« 700 millions de Chinois, et moi, et moi, et moi », chantait le facétieux Jacques Dutronc. Ritournelle en tête et après avoir pris connaissance du bilan du marché du livre en 2021, on pourrait, nous, fredonner : « 400 millions de livres, émoi, émoi, émoi… ». Selon les chiffres publiés début février par l’institut d’études GfK, qui assure le monitoring de ce secteur précis des biens culturels en France, il s’est en effet écoulé l’an passé 399 millions d’exemplaires exactement, tous genres confondus, de la littérature générale aux bandes dessinées en passant par les ouvrages pratiques ; un record historique, paraît-il. Pour être encore plus précis, il s’est vendu 383 millions de livres neufs imprimés, les 16 millions restants englobant ebook et livres audios. Si les ventes de livres numériques progressent chaque année un peu plus, le papier continue donc de dominer, et largement. Le contexte de la crise sanitaire aurait ainsi profité au marché du livre, revitalisé comme jamais après des années de croissance molle. À la faveur de l’inédite situation sanitaire, la lecture comme pratique culturelle, pour parler à la manière des sociologues, aurait (re)trouvé une place parfois importante, en tout cas une place certaine, dans les toujours plus diversifiées activités de loisirs de nos concitoyens. Que les Français semblent avoir retrouvé le goût des livres est une chose, et une bonne chose évidemment ; qu’ils soient conscients des enjeux de distribution qui existent autour et au cœur de la chaîne du livre, c’en est une autre en revanche.

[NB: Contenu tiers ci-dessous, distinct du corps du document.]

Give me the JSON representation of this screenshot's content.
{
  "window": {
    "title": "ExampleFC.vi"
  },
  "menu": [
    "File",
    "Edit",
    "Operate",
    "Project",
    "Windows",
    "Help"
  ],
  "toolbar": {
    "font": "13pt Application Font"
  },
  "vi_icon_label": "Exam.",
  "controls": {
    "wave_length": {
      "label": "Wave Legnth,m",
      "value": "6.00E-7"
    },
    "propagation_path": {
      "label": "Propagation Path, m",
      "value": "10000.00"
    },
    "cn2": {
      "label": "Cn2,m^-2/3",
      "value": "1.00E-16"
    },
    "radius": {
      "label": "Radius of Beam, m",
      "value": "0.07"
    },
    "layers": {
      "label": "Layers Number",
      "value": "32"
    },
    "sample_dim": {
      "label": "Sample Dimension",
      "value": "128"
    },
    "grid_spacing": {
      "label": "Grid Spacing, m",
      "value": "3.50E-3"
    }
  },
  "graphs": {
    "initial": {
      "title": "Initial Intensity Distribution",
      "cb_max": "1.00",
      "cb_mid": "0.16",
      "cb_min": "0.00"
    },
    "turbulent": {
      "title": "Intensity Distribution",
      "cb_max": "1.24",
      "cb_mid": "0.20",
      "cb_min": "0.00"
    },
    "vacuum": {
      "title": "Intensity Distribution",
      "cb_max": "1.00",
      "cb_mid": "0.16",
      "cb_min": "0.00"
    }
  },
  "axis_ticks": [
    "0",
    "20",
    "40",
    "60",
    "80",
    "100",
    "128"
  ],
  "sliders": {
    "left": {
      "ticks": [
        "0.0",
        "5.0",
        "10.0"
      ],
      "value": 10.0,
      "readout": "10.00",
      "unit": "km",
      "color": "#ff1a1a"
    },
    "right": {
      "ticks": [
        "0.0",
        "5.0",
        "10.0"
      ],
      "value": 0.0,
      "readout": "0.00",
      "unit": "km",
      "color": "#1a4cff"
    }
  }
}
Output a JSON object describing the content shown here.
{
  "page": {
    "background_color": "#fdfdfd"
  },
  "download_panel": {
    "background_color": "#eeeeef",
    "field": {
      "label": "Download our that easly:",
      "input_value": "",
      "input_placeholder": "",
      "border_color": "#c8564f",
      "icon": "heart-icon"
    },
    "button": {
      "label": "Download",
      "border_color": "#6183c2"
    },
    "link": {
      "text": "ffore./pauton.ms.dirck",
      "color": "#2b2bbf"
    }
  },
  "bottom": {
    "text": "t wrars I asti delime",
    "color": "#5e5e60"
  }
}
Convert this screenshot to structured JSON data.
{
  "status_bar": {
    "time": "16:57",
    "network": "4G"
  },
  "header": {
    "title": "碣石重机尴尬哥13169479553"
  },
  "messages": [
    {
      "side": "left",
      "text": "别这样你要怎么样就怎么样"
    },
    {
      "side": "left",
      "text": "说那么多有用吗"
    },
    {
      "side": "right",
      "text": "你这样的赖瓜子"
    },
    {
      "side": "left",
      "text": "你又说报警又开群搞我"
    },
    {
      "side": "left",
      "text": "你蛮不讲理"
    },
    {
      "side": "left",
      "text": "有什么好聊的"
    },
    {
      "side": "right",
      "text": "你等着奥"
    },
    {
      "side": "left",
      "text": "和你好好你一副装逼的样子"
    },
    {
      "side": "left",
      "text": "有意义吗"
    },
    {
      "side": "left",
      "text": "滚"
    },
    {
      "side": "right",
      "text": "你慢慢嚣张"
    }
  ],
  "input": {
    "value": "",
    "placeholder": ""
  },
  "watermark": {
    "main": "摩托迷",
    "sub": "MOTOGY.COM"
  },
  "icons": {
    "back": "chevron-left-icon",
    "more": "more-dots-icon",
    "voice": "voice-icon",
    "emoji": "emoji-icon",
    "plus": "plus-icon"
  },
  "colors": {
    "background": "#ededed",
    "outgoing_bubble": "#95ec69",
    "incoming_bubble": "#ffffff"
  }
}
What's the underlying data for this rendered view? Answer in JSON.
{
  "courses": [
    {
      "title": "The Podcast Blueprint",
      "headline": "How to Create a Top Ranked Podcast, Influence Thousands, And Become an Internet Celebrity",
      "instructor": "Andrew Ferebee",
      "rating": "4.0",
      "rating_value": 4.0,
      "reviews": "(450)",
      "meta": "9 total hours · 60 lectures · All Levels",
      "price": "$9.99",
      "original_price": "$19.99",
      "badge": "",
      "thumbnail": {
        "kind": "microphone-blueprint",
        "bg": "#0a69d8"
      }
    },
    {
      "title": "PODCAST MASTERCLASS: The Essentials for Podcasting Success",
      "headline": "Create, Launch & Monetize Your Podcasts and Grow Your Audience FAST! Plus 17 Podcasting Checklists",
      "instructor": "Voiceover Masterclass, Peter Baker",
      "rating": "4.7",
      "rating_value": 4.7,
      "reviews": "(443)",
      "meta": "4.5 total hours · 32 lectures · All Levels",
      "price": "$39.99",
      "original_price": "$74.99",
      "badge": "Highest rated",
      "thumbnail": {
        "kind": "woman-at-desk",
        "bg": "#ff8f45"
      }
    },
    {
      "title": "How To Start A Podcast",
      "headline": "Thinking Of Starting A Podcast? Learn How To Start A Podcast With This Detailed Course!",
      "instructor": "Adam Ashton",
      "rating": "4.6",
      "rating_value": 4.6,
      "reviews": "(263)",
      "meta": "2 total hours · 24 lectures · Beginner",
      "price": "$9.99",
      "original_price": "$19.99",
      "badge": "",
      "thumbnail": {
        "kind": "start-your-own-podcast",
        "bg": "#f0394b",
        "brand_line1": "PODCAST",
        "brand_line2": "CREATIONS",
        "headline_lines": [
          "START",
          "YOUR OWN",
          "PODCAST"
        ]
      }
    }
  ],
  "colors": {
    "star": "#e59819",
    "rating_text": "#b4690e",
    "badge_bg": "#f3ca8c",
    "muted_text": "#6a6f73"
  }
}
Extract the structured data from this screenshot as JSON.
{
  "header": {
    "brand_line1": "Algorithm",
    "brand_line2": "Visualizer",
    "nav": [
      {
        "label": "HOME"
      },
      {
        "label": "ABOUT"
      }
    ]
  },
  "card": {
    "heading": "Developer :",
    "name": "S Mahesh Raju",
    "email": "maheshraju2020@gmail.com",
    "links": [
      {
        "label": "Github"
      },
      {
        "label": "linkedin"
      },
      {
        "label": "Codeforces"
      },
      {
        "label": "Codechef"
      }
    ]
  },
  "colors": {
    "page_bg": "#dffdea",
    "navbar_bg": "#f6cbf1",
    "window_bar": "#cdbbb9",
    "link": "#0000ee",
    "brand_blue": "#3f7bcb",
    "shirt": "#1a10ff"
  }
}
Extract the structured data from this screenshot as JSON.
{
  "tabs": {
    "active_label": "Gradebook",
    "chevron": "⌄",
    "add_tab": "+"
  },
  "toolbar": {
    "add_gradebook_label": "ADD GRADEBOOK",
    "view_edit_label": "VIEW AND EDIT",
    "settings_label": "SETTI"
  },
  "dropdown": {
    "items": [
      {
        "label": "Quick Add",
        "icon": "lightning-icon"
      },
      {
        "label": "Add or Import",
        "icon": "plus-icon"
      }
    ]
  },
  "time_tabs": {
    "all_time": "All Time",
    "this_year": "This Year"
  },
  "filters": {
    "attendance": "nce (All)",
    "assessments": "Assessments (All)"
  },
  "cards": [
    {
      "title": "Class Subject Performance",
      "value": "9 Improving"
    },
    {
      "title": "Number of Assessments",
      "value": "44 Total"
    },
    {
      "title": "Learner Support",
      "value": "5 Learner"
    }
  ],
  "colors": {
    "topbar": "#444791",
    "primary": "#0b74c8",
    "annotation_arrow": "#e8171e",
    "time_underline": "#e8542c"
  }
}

Publié par La Documentation française, le dernier numéro (janvier-février 2022, no 425) des Cahiers français revient justement sur la question, économique mais aussi symbolique, de la régulation du marché du livre. En marge d’un épais dossier sur les défis de l’industrie française, thématique centrale de cette livraison, on peut lire avec profit un article synthétique sur ce sujet de l’encadrement du prix du livre, pile quarante ans après l’instauration de la loi Lang. Rédigée en partenariat avec la rédaction de Vie-publique.fr, ce site d’information qui s’efforce de faire comprendre l’orientation des politiques publiques au fil du temps, cette contribution retrace à grands traits le parcours de cette mesure mise en œuvre par le ministre de la Culture de l’époque. Au-delà de la genèse du système du prix du livre unique, l’article interroge les contours d’un cadre légal historique à l’heure où le numérique transforme le secteur. Cette numérisation du marché n’est pas sans incidences en effet sur l’égalité d’accès aux livres ou encore sur le coût du livre ; ici comme ailleurs, le e-commerce change la donne. C’était tout l’enjeu du récent débat qui a eu lieu, en fin d’année, lors de l’adoption de la proposition de loi de Laure Darcos sur l’économie du livre* – tournant législatif sur lequel se conclut d’ailleurs l’article… Avant de boucler cette très rapide chronique, juste un dernier mot sur deux chiffres qu’il serait bon de méditer : toujours dans ce même article des Cahiers français, on relève qu’il s’est publié au total l’année dernière 97 326 titres et que plus de 250 nouveaux titres arrivent chaque jour (chaque jour, oui !) sur les étals de nos chères librairies…
Anthony Dufraisse
* On y trouve notamment la mise en place d’un tarif minimum des frais de port du livre, quel que soit le commerçant expéditeur, petite librairie ou grande plateforme de e-commerce.